Much of the Club's early emphasis was in the realm once labeled "domestic science," better known today as "home economics." These determined women, still lacking the right to vote, successfully lobbied the State Board of Education to have this subject added to school curricula. Students, perhaps for the first time, learned the benefits of washing hands and sneezing into handkerchiefs.
In 1911, the emergent group joined the nationwide General Federation of Women's Clubs and adopted its present name. It is now one of 17 federation-affiliated clubs in New Mexico, the nearest others situated in Las Cruces and Truth or Consequences.
The Silver City chapter is not limited to females of a particular age group, career orientation, neighborhood or ethnicity. On the contrary, Maddox points out, it is open to any and all women. "You don't even have to live in town," she says. "We have members in Hurley, the Mimbres and as far away as Catron County." A couple of active members based in Arizona are "summer-only" residents. Maddox concedes that the current club membership is composed primarily of women over age 50, most of whom have no small children underfoot. Some have jobs outside the home; others do not. A few are students.

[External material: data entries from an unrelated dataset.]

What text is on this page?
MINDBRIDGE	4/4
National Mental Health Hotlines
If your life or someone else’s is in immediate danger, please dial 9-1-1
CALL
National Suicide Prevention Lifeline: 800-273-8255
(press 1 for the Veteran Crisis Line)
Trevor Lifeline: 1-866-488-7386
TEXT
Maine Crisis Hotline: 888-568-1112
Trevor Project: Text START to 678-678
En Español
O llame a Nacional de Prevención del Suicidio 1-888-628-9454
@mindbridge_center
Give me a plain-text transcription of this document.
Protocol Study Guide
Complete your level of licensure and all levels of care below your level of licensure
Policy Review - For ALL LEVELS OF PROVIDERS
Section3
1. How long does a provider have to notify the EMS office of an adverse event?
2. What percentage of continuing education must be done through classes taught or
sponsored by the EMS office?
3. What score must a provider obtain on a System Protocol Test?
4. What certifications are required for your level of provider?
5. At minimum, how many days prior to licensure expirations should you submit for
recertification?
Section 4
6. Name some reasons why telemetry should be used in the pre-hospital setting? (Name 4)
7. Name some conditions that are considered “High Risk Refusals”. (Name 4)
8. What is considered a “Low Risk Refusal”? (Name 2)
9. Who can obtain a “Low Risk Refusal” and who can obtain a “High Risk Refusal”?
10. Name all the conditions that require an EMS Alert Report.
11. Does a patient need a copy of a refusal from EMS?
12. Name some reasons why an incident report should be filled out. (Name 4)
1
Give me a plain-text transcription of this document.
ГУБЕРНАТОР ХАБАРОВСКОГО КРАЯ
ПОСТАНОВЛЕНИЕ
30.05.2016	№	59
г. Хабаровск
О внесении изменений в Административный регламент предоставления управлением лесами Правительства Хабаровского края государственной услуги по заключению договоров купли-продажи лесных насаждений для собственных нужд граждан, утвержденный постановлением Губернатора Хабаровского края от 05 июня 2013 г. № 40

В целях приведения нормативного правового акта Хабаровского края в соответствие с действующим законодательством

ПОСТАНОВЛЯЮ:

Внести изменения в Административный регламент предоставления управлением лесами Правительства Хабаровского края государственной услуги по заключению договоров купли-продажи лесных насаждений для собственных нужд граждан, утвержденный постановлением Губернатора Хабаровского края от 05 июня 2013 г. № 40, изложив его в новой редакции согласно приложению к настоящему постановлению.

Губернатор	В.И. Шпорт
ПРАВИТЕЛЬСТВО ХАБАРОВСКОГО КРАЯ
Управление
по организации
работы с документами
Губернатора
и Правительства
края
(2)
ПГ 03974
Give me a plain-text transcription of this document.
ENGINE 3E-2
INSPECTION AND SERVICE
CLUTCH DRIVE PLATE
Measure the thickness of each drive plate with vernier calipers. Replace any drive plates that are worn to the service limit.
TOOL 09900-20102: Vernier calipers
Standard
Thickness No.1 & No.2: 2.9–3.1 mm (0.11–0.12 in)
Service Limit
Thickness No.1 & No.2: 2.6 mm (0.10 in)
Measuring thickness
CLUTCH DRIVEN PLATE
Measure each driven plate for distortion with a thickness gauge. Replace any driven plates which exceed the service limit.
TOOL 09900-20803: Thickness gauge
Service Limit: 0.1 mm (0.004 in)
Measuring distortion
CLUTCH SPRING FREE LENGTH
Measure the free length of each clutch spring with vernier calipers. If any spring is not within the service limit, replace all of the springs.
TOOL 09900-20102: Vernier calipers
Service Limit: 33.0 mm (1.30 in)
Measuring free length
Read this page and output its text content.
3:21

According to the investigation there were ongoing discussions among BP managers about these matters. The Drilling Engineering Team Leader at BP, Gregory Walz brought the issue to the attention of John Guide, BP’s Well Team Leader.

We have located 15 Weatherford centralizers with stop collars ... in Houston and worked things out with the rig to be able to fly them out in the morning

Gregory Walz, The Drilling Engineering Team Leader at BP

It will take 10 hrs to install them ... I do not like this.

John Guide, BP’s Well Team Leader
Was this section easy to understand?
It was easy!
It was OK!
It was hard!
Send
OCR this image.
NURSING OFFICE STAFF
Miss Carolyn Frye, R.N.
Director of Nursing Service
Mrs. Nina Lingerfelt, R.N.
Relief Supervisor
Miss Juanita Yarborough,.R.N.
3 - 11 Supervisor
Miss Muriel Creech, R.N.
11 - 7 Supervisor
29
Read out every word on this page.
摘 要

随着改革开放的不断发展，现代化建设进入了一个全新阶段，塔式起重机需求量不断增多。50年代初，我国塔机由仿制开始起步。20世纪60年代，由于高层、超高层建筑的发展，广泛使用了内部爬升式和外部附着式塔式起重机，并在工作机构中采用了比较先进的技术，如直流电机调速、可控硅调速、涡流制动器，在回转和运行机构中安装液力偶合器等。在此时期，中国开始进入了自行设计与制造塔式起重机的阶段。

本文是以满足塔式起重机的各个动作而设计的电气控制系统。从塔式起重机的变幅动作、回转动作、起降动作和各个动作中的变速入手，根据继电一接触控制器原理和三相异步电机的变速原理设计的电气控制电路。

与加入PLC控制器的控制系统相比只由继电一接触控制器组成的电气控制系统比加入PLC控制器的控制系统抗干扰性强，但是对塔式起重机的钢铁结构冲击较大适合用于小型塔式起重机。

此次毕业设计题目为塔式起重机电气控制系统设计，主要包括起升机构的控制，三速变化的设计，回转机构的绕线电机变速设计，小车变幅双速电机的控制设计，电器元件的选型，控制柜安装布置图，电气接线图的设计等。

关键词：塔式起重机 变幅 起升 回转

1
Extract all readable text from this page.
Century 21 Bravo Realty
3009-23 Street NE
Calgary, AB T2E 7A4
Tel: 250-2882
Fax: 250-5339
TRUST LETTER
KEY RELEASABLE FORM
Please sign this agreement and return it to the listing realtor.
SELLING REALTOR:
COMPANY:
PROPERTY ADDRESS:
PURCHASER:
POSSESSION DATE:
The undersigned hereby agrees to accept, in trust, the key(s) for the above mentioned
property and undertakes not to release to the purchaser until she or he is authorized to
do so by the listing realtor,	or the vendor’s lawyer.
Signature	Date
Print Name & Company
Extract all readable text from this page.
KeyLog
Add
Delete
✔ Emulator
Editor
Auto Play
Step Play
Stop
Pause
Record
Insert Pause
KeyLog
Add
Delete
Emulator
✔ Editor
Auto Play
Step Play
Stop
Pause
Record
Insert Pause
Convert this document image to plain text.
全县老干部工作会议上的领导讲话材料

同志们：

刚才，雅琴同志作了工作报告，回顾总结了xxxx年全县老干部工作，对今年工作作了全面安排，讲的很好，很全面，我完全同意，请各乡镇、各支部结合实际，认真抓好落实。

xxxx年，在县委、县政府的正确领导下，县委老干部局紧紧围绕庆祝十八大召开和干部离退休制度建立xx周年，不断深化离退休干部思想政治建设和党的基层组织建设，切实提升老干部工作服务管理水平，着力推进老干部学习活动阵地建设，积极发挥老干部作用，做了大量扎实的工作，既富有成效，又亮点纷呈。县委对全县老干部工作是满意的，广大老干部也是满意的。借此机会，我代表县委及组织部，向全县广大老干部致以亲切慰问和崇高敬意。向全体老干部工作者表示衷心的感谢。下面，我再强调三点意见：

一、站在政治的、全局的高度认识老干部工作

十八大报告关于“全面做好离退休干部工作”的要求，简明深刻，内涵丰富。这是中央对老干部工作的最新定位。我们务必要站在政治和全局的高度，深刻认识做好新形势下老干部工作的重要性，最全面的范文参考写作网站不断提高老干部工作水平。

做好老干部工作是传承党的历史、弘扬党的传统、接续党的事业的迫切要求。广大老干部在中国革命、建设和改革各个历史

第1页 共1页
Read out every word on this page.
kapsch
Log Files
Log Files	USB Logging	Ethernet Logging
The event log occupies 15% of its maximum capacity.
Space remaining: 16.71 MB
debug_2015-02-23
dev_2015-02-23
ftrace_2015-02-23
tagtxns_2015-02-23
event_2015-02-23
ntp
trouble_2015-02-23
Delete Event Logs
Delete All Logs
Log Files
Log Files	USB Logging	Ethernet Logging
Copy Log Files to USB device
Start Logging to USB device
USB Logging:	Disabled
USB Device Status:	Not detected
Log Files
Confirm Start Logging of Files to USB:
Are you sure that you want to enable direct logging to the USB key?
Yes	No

"We recently started a 'Juniorette' group here," she says, for interested high-school teens. "In some clubs, like the one in Truth or Consequences, there are 'Junior' groups that serve the needs and interests of young women."
Whatever its prevailing profile, the Silver City Woman's Club has always provided services for females (and many males) of all ages and backgrounds. For instance, various members volunteer at Gila Regional Medical Center, help out at the Silver City Museum, sponsor Girl Scouts, conduct hearing and eye tests each year for Head Start, raise funds for college scholarships, collect non-perishable food for needy families, and contribute to El Refugio, the local "refuge" for women and children seeking relief from domestic violence.
"My personal goal here is to help provide for the children's program at El Refugio," says Maddox, "so we contribute to that. Besides working against domestic violence, equal pay for women is a big goal of our group." Improving literacy rates is another.
"As times change, so do the needs of a community," Maddox points out. "Over the years the General Federation has been instrumental in the conservation and beautification movements as well as family health and the arts. During the World Wars its members made bandages and did other work to support the troops." Elizabeth Warren, whose enlightened advocacy helped secure Silver City's hospital, university and cement sidewalks, was a typically activist member of a bygone era, when club dues were a mere $1 per year.
Then, as now, "members can do as much or as little as they like," explains Maddox. But all are expected to volunteer. In addition, a portion of each Silver City member's current $50 annual dues goes to support the state and international women's club federations. Volunteer-hour totals are forwarded from here each year and added to nationwide tallies.